Thomas huffed. “You actually think this”—he glanced up at the swastika flag flapping in the wind—“is getting out?”
“Two weeks' time and we'll be in Cuba. Then we're headed to America. We've already applied for visas. We have an uncle there.”
“That's nice for you,” Thomas said.
“Where are you and your family eventually going?”
“It's just me.”
The girl touched her curly hair. “You're traveling alone?”
“Yes.” Thomas thought he might have to suffer through her pitying looks, but instead came an invitation: “You should have dinner with us, then.”
Before he could say no, she pulled her father's hand. “Vati, this young man is traveling alone. Can we invite him to dine with us?”
The man with the scarf turned. Streaks of gray in his dark hair gave him a striking appearance.
Thomas might have been too outspoken at times but he wasn't raised without manners. He extended his hand to the man. “Thomas Werkmann.”
“Nice to meet you. I'm Professor Affeldt.” He motioned to his wife, who was still looking out over the railing. “That is my wife and these are my daughters, Priska and Marianne.”
The girls had the same round faces and corkscrew curls, although Priska, the older one, had shorter hair.
“Of course you'll eat with us,” Professor Affeldt added.
“That isn't necessary,” Thomas replied.
“Are you first-class?”
Thomas shook his head and tried to look appropriately disappointed, since he already knew tourist-class wasn't allowed in the first-class dining room.
“Do you have a dinner jacket?”
“Yes, but—”
“Good. It shouldn't be a problem. We'll say you're a cousin. There are so many families here … in fact, aren't we all family now, in a way?”
The girls nodded. Priska smiled and elbowed her sister. “See, I told you we'd make lots of new friends, Marianne.”
Thomas opened his mouth, but he couldn't think of any excuse to get himself out of dining with them. For the night anyway, he was stuck.
H
ow Thomas wished his mother were there to fuss over his clothes now! Was his tie straight? Did his jacket fit? His mother had insisted he pack his father's dinner jacket.
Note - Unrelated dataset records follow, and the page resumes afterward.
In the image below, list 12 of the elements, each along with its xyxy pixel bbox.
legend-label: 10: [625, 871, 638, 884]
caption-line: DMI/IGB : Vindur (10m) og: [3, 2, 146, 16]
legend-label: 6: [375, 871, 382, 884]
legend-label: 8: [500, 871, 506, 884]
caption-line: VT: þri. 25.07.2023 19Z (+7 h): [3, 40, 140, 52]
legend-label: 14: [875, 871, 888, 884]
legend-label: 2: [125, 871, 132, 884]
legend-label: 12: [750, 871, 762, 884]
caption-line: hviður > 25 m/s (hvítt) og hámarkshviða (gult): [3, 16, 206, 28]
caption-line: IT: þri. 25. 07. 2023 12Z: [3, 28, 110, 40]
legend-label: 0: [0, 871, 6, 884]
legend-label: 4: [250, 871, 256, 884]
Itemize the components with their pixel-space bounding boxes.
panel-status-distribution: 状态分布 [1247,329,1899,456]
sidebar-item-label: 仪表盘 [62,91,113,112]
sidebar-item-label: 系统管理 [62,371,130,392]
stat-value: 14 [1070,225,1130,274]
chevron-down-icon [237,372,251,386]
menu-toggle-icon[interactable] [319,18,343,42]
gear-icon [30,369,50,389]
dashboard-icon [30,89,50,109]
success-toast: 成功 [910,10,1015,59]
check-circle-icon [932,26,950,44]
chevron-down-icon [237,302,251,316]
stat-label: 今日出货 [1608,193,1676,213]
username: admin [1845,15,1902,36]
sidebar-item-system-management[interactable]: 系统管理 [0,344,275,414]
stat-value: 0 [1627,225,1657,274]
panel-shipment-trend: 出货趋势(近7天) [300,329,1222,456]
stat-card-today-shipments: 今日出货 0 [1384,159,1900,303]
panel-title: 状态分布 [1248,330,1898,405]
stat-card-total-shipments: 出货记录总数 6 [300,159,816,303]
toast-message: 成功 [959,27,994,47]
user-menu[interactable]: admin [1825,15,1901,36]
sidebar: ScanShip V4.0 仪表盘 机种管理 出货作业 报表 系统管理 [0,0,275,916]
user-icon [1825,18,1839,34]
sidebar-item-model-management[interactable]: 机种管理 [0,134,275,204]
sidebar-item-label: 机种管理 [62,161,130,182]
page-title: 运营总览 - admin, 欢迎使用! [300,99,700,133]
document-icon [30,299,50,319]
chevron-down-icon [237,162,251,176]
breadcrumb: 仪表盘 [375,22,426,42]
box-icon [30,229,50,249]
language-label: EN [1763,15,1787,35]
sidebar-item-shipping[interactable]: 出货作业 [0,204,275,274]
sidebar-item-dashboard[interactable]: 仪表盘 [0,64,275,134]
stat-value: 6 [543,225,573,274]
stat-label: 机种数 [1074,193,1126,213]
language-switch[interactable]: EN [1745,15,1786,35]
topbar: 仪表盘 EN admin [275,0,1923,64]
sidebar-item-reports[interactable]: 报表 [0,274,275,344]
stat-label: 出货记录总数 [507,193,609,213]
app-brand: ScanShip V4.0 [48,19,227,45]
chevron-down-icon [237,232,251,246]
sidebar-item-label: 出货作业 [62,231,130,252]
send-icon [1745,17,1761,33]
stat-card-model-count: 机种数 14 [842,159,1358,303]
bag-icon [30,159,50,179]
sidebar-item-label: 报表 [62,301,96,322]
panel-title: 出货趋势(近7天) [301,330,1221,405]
She had combed through his father's clothes and picked out several items for Thomas to bring with him. To him it hadn't felt right—it had felt like admitting his father wasn't coming back, something Thomas wasn't ready to do.
“You never know when you might be invited to dine first-class,” his mother had said. And she had been right.
Thomas expected the sleeves of the jacket to be too long and the shoulders to be too wide. His father had been of medium build, but nevertheless he had always seemed big to Thomas. Now he realized that they were close to the same size. This knowledge filled him with a pang of
regret—he was bound to grow a few more inches, which meant he would soon be taller than his father.
“Where do you think you're going, all dressed up?” Herr Kleist said as he woke from a snooze to find Thomas examining himself in the shaving mirror above the washbasin.
“That's not your concern, remember,” Thomas replied. He had made up his mind to have as little to do with Herr Kleist as he could, but he was beginning to think that it would be hard, considering they shared such a small space. He hoped his other two roommates would be at least a bit of a buffer. Before going on deck to look out as the ship departed, he had met them briefly: Oskar and Elias Gold-schmid were brothers, university students from Stuttgart.